How Beer is Made

Beer is one of the most popular drinks in the world after tea and water. Beer is easy to make from just four ingredients: water, barley, yeast and hops. All beers are made with the same ingredients, the variation comes from the amount of each ingredient used plus the differing brewing technique for each type of beer. For example, ale us fermented for twenty-one days while lager is fermented for thirty-five days.

This is the how beer is made:

1. Malting

malting

The brewing process starts with grains, usually barley, although sometimes cheaper starch sources like wheat or rye. The grains are harvested and go through a process of heating, drying out and cracking. The main aim of malting is to isolate the enzymes needed for brewing in preparation for the next step.

2. Mashing

mashing

The malted barley then goes through a process called mashing. The barley is steeped in hot, but not boiling, water for about an hour. This ‘mashing’ activates enzymes in the grains that cause it to break down and release its sugars and can take one or two hours. Once time is up, the water, which is now full of sugar from the grains, is drained from the mash. This sticky, sweet liquid is called wort.

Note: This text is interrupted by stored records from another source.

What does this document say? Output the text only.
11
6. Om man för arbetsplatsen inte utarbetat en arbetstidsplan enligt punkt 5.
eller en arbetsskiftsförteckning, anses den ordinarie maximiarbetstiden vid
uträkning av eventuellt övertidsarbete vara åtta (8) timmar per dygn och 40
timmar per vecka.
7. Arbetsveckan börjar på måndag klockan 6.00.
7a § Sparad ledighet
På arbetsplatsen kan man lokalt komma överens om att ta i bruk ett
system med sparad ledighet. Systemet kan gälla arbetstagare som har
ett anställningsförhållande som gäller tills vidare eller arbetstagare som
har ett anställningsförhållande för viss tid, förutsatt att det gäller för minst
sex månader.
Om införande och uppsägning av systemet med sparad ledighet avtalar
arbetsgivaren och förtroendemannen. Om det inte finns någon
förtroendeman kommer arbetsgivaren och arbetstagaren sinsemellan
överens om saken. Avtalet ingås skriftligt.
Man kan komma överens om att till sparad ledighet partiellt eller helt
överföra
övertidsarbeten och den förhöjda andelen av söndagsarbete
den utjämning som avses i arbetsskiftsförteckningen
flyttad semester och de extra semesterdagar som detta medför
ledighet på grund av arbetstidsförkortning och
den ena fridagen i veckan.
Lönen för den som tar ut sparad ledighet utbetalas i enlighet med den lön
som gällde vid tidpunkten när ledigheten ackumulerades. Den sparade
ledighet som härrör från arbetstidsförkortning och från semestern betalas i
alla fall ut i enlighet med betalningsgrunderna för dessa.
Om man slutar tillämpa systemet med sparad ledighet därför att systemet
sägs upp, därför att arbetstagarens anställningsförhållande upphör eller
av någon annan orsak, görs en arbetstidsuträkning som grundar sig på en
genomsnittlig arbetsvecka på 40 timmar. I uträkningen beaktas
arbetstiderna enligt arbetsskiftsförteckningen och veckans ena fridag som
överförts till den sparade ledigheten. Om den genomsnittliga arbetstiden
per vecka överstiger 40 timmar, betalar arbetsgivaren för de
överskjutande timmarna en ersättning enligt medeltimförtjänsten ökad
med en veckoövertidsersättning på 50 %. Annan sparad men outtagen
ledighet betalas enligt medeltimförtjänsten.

The grains are then washed in a process known as “sparging” which allows the brewer to gather as much of the fermented liquid from the grains as possible. Each run produces a weaker wort and thus a weaker beer. However, most modern breweries collect the original wort and the sparge water together.

3. Boiling

boiling

The wort collected from sparging is boiled for about an hour. Boiling evaporates the water in the wort, leaving the sugars and other components of the wort. Boiling also destroys any remaining enzymes left over from the mashing stage. During the boiling hops and other spices are added several times. Hops provide bitterness, flavour and aroma. The longer the hops are boiled, the more bitterness they add, but the more flavour and aroma remains in the beer.

4. Fermentation

fermentation

After boiling, the wort is cooled, strained and filtered. It’s then put in a fermenting vessel and yeast is added. The beer is stored for a couple of weeks at room temperature (in the case of ales) or many many weeks at cold temperatures (in the case of lagers) while the yeast begins the fermentation process, using all the sugar in the wort to create carbon dioxide and ethanol (alcohol) as waste products. At this stage fine particles in the wort settles as does the yeast once fermentation is complete. this leaves the beer clear.
In some breweries, the hopped wort passes through a hopback, a small hop-filled vat, to add aroma and flavor and to act as a filter.

Fermentation is sometimes carried out in two stages, primary and secondary. Once most of the alcohol has been produced during primary fermentation, the beer is transferred to a new vessel and allowed a period of secondary fermentation. Secondary fermentation is used when the beer requires long storage before packaging or greater clarity.

5. Bottling and Ageing

bottling

After fermentation is complete, the result is alcoholic beer. However it is still flat and non-carbonated. The flat beer is put into casks, kegs or bottled, at which time it is either artificially carbonated like a soda, or if it’s going to be ‘bottle conditioned’ it’s allowed to naturally carbonate via the carbon dioxide the yeast produces. After allowing it to age for anywhere from a few weeks to a few months, the beer is ready to drink.